Por outro, existe também um ramo da medicina anti-envelhecimento, baseado na evidência científica. Partindo de teorias estabelecidas para os mecanismos que estão subjacentes ao processo de envelhecimento, este ramo da medicina anti-envelhecimento propõe opções de tratamento dirigidas a estes mecanismos.

Dentre as que poderiam ser enunciadas, a mais importante teoria do envelhecimento continua a ser a do stress oxidativo.

[Continua na página seguinte]

Em 1950, Denam Harman descobriu que um grupo de moléculas particularmente agressivas, designadas como radicais livres, desempenhavam um papel chave no processo de envelhecimento. Estas moléculas encontram-se num estado instável, o que as torna reactivas.

Como substâncias oxidativas, atacam certas estruturas das células, em particular a integridade das membranas celulares comprometendo a sua permeabilidade.

Esta situação pode conduzir à morte celular. Os radicais livres podem também danificar muitas enzimas que ficam inactivas através da oxidação.

Finalmente, os radicais livres podem causar mutações no ADN das células com eventuais consequências na génese de alguns cancros.
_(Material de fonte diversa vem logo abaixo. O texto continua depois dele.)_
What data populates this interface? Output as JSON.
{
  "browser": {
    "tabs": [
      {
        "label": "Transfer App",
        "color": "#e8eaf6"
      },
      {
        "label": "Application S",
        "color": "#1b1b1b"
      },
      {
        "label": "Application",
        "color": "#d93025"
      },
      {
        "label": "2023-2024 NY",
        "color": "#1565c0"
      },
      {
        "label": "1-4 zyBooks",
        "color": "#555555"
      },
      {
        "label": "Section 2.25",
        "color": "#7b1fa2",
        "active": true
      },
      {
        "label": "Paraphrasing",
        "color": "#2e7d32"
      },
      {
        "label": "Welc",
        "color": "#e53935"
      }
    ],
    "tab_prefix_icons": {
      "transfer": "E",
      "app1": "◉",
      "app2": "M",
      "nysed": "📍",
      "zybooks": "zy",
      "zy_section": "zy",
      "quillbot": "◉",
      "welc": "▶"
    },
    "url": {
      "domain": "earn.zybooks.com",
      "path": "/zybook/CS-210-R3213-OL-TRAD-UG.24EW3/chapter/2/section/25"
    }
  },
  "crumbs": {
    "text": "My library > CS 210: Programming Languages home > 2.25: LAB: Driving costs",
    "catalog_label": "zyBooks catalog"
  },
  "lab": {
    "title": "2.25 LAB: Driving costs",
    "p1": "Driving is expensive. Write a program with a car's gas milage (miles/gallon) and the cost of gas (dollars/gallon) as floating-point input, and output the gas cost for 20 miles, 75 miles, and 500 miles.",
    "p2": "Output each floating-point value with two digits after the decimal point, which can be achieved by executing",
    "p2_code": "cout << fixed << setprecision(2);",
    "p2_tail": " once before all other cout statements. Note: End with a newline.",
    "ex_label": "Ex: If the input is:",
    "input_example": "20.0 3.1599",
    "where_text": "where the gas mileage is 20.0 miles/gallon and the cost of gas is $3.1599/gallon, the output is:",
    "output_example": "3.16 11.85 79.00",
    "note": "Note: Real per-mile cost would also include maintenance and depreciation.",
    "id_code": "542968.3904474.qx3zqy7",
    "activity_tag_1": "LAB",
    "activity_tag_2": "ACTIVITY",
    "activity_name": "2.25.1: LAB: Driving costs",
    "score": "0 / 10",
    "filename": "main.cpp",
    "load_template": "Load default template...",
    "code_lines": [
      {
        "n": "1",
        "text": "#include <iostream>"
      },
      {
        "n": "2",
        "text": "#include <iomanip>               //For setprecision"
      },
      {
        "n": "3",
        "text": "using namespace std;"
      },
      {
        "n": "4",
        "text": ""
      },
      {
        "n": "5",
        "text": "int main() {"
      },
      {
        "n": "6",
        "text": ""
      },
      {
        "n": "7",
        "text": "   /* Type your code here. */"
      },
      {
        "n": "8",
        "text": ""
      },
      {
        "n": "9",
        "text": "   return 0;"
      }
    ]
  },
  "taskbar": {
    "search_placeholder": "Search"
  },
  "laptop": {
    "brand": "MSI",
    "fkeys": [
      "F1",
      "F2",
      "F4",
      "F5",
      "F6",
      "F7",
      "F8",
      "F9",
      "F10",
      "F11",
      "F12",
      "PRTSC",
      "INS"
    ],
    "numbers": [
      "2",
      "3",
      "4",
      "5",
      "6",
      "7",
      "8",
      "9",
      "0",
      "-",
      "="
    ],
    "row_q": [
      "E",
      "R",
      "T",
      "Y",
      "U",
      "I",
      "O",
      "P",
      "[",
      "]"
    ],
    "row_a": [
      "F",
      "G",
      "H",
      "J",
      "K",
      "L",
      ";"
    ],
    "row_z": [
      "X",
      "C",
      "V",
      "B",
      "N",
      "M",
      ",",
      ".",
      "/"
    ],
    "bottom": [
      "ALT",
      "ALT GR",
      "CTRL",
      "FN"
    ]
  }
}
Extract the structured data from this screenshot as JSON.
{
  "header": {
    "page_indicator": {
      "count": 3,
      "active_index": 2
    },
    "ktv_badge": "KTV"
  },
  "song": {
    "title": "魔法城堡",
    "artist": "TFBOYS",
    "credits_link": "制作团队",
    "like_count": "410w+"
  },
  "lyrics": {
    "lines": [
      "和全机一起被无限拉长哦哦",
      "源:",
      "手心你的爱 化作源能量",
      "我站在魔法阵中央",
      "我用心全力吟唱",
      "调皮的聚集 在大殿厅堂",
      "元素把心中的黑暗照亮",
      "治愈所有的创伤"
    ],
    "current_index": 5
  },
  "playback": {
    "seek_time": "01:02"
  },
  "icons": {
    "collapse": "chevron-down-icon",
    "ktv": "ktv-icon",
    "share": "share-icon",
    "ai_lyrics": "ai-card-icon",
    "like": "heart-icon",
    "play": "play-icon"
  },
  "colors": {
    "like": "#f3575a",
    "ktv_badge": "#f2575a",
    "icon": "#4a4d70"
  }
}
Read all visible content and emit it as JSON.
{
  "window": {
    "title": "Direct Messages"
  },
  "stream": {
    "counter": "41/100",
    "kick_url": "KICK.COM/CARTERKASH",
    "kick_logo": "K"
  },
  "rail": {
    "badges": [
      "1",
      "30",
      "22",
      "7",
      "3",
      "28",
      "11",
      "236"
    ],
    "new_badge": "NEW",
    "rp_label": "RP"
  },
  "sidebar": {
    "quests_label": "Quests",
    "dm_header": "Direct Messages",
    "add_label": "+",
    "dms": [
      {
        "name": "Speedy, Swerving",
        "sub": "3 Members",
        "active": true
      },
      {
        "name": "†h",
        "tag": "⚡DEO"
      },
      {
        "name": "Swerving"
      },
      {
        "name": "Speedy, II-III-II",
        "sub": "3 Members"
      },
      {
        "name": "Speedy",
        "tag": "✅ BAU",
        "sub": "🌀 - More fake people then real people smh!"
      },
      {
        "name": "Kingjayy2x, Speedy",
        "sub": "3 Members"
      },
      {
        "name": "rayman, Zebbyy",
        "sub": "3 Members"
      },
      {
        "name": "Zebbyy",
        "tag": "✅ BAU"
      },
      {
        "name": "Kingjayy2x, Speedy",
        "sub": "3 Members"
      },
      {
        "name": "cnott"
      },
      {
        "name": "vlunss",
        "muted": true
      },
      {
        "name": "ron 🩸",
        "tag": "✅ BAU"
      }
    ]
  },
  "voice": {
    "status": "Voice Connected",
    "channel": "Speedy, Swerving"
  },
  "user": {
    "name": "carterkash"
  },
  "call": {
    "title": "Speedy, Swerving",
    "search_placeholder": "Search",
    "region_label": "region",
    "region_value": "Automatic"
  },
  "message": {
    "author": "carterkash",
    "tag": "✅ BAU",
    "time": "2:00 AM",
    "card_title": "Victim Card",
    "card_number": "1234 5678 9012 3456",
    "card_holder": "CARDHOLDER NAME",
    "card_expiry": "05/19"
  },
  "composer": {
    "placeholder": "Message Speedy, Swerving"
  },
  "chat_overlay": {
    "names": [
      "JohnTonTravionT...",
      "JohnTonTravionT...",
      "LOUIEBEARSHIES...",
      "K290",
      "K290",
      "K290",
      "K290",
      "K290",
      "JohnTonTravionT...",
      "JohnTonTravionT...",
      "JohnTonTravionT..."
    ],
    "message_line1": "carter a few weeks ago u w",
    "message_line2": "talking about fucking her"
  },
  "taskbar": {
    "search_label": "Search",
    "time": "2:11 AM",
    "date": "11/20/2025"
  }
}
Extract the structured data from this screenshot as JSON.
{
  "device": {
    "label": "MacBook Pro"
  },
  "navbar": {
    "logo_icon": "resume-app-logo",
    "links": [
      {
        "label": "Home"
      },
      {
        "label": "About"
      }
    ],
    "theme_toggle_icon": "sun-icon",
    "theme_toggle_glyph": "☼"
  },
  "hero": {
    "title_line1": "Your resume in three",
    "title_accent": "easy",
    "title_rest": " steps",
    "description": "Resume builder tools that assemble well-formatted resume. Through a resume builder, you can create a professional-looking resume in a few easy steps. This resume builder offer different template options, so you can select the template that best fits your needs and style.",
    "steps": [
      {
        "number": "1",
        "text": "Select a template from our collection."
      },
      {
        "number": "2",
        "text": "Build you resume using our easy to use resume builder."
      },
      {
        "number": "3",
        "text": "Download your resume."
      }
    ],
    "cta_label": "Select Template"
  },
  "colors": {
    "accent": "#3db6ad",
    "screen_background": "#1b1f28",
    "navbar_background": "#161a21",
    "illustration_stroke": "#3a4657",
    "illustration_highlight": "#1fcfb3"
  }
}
Os radicais livres provêem de factores externos como as radiações ultra-violeta, toxinas ou fumo do tabaco, no entanto, cerca de 80% dos radicais livres do nosso corpo resultam da produção de energia no próprio organismo. Por conseguinte, a investigação focou-se nas mitocôndrias, ou seja a “central eléctrica” das células. Mas também a mitocôndria está sujeita ao processo de envelhecimento, pelo que progressivamente vão produzindo menos energia e mais radicais livres.